Uhunmwu-Ẹkuẹ are one of the best-known categories of Benin artworks. A range of human and animal heads are depicted, hence the term ‘mask’, although they were not used to cover the face. Sometimes known as ‘hip masks’, they may be worn on the belt or hung at the hip as seen cast on relief plaques and in the carved motifs on altar tusks. Many pendant masks have a series of eyelets around the edge of the lower portion, to which small crotal bells were attached, and as the wearer moved they would have chimed.

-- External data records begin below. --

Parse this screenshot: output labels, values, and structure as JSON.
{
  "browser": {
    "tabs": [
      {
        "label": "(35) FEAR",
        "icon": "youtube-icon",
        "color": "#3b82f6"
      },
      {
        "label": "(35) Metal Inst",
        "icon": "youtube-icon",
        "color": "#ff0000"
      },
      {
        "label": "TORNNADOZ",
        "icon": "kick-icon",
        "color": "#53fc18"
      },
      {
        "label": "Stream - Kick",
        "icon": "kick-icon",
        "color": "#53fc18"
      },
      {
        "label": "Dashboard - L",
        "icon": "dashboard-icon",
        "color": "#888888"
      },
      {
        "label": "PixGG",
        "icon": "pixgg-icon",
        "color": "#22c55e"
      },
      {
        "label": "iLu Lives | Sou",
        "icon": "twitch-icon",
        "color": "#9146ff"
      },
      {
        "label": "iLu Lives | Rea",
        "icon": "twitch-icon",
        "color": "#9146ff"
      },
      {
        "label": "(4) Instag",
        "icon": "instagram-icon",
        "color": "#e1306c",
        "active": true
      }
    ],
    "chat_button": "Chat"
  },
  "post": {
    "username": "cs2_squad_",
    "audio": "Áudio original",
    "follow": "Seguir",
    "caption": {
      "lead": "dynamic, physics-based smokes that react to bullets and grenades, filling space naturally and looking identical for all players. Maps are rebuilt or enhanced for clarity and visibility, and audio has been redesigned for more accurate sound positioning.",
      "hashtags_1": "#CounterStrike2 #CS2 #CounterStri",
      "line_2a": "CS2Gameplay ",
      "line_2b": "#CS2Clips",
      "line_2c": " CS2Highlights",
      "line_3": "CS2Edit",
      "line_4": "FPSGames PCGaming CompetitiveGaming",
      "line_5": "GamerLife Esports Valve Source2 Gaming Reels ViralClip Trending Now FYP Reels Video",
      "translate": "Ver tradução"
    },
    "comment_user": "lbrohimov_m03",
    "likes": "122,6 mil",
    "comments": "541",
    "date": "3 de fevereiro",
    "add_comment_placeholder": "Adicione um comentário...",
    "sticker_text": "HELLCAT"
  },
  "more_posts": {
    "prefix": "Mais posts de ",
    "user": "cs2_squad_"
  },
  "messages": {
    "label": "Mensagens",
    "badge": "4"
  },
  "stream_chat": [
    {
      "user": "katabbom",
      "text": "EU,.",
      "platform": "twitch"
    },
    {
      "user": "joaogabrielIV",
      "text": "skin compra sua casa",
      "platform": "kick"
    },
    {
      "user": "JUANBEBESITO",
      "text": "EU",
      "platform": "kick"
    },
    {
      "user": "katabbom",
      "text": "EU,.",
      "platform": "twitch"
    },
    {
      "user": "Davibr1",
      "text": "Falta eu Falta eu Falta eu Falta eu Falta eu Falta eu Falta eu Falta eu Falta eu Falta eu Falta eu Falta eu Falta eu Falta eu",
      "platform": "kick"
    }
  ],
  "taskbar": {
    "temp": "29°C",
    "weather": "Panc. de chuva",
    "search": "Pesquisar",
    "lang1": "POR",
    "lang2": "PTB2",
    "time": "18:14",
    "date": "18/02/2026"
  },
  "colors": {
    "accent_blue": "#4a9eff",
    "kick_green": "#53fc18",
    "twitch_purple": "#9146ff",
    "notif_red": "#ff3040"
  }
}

The material – ivory or brass – and the iconography depicted were important factors in who was able to wear the masks and why. For example, leopard-head pendant masks may be worn by warriors and those involved in the military, and ivory masks only by the high-ranking Ezomo or Iyase (Blackmun in Plankensteiner, 2007, p.363). Meanwhile, brass crocodile-head pendant masks were the preserve of the Ọba, and he wore them in a set of three along the front of his belt (Blackmun in Plankensteiner, 2007, p.365).

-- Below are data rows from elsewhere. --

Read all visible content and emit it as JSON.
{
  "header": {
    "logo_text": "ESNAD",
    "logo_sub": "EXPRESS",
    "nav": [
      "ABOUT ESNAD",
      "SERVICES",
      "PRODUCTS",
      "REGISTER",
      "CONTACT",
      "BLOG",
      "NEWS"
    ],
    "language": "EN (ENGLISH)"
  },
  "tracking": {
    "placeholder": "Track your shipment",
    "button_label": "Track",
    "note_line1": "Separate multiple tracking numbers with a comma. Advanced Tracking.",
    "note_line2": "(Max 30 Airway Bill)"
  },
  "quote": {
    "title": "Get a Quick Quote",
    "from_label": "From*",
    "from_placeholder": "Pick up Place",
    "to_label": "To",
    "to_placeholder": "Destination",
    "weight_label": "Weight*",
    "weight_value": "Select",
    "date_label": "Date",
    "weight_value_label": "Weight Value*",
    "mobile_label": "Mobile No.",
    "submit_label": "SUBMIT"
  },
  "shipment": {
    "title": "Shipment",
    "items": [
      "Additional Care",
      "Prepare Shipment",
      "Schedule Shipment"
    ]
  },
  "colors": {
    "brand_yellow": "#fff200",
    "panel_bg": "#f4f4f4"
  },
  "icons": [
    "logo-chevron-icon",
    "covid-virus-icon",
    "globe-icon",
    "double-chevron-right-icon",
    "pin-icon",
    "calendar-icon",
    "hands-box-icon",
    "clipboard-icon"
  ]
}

Oftentimes, pendant masks also depict human faces, usually but not always, male. Although scholars do not agree, it has been argued these may depict the Ọba, or perhaps defeated chiefs (Blackmun in Plankensteiner, 2007, pp.358, 362). The faces of Portuguese men are also identifiable by their straight hair and beards, and attest to the importance of relationships between the Benin Kingdom and Portugal in the 16th century. The beautiful Queen Idia pendant masks, carved in ivory and which went on to become emblematic of FESTAC ‘77, are the notable exception to the predominantly male depictions on pendant masks.